Ignoro lo que dice, aunque en el fondo sé que tiene razón. Me he visto en el espejo; ya no lleno la ropa como antes y mis mejillas están hundidas. No es para menos, considerando que vomito casi todo lo que como.

—Escuché a la señora —comenta Caroline cuando entro en la cocina—. Ella no se equivoca del todo. Te ves cansada y has perdido peso. ¿Estás enferma?

—He estado vomitando, pero no es nada de qué preocuparse —miento.

—No me has pedido mi consejo y no me gusta entrometerme, pero deberías ir al médico. Podría ser algo grave.

La idea no suena tan mal. Morir no es algo que me asuste, no cuando no tengo motivos para vivir.

—Gracias por la preocupación —zanjé el tema.

Al terminar de trabajar, me despido de ella y salgo de la empresa. Tomo la dirección contraria a mi apartamento. Minutos después, me encuentro frente a la casa de mi infancia. No me molesto en llamar a la puerta, solo espero frente a ella. Quiero ver a papá, lo extraño demasiado, incluso echo de menos a Nathan y a mamá. No he sabido nada de ella, no sé si se ha recuperado o sigue igual.
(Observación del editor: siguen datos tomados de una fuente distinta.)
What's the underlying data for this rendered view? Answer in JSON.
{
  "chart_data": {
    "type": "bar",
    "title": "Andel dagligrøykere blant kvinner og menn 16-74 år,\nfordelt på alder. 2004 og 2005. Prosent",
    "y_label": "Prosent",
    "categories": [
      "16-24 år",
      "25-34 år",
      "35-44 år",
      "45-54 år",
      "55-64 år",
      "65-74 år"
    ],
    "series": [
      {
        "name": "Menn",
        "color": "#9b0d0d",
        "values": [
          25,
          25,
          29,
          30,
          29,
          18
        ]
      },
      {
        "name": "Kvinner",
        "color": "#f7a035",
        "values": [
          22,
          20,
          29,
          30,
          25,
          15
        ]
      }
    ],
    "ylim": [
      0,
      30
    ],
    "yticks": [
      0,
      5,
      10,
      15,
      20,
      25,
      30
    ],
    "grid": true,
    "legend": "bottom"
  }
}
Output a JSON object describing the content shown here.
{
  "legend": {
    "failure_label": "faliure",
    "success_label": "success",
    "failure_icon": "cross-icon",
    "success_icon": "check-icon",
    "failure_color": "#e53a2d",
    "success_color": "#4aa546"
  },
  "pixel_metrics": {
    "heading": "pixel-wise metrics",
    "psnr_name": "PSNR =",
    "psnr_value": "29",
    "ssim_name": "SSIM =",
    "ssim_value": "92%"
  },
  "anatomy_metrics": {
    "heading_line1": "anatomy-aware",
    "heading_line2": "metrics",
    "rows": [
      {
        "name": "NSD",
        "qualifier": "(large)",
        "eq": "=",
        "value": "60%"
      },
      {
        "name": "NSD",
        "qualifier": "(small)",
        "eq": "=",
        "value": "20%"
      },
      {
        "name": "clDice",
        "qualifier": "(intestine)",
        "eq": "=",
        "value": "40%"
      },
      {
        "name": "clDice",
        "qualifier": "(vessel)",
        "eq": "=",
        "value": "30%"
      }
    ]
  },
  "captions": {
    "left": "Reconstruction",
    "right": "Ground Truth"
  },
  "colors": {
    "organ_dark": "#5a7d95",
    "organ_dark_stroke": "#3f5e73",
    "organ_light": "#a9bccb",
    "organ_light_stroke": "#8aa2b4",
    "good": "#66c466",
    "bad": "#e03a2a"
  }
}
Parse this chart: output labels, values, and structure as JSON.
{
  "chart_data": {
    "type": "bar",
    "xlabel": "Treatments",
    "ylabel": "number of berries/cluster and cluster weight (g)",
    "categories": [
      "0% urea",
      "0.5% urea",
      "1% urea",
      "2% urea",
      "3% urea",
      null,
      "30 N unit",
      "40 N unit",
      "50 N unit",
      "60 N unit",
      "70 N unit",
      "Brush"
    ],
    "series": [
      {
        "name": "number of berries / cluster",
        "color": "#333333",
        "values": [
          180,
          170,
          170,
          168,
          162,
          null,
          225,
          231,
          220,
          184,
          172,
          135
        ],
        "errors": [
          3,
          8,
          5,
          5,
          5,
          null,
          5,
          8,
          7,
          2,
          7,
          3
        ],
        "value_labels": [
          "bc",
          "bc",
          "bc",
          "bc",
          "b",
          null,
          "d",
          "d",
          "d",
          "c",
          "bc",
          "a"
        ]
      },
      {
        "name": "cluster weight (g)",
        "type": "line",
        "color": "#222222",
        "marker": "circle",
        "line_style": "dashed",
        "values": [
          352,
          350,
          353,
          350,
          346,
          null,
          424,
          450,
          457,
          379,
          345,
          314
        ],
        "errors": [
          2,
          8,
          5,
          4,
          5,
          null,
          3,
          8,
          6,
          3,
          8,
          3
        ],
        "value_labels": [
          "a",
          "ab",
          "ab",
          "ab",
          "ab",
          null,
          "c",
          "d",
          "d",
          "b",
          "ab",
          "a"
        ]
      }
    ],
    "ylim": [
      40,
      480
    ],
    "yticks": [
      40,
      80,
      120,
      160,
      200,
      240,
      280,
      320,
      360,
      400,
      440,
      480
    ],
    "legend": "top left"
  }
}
Me quedo allí no sé cuántos minutos hasta que la puerta se abre, revelando la figura de papá.

—Hija… —balbucea—. No deberías estar aquí.

La emoción inicial se convierte en un nudo en mi garganta que me impide tragar.

—¿Cómo estás, papá? ¿Cómo están todos? —pregunto.

—Estamos tan bien como podemos. Ahora vete.

—Papá, por favor…

—¿Quién está en la puerta, Frederick? —La voz de mamá nos sorprende a ambos e impide que él pueda cerrarla antes de que me vea—. Maggie —susurra.

—Mamá.

—¡No te atrevas a llamarme así! ¡Yo no tengo nada que ver contigo! —grita.

De manera inevitable, doy un paso atrás, sus palabras golpeándome como una bola de demolición.

—Por favor —suplico.

Es lo que he hecho todo este tiempo: suplicar. Ruego por amor, comprensión, amistad, ruego por mi vida o por el deseo de dejar de respirar. Humillada, me humillo todo el tiempo y ante todos; ya no queda ni un vestigio de dignidad en mí. ¿Hasta qué punto llegaré?

—Largo y no vuelvas, no eres bienvenida. No aceptamos asesinas en esta casa.

Miro a papá, esperando que él haga o diga algo; en su lugar, agacha la mirada y da un paso atrás. Asiento, comprendiendo que ya no hay cabida para mí en este lugar. Puede que antes haya sido mi hogar, pero dejó de serlo cuando Renard murió.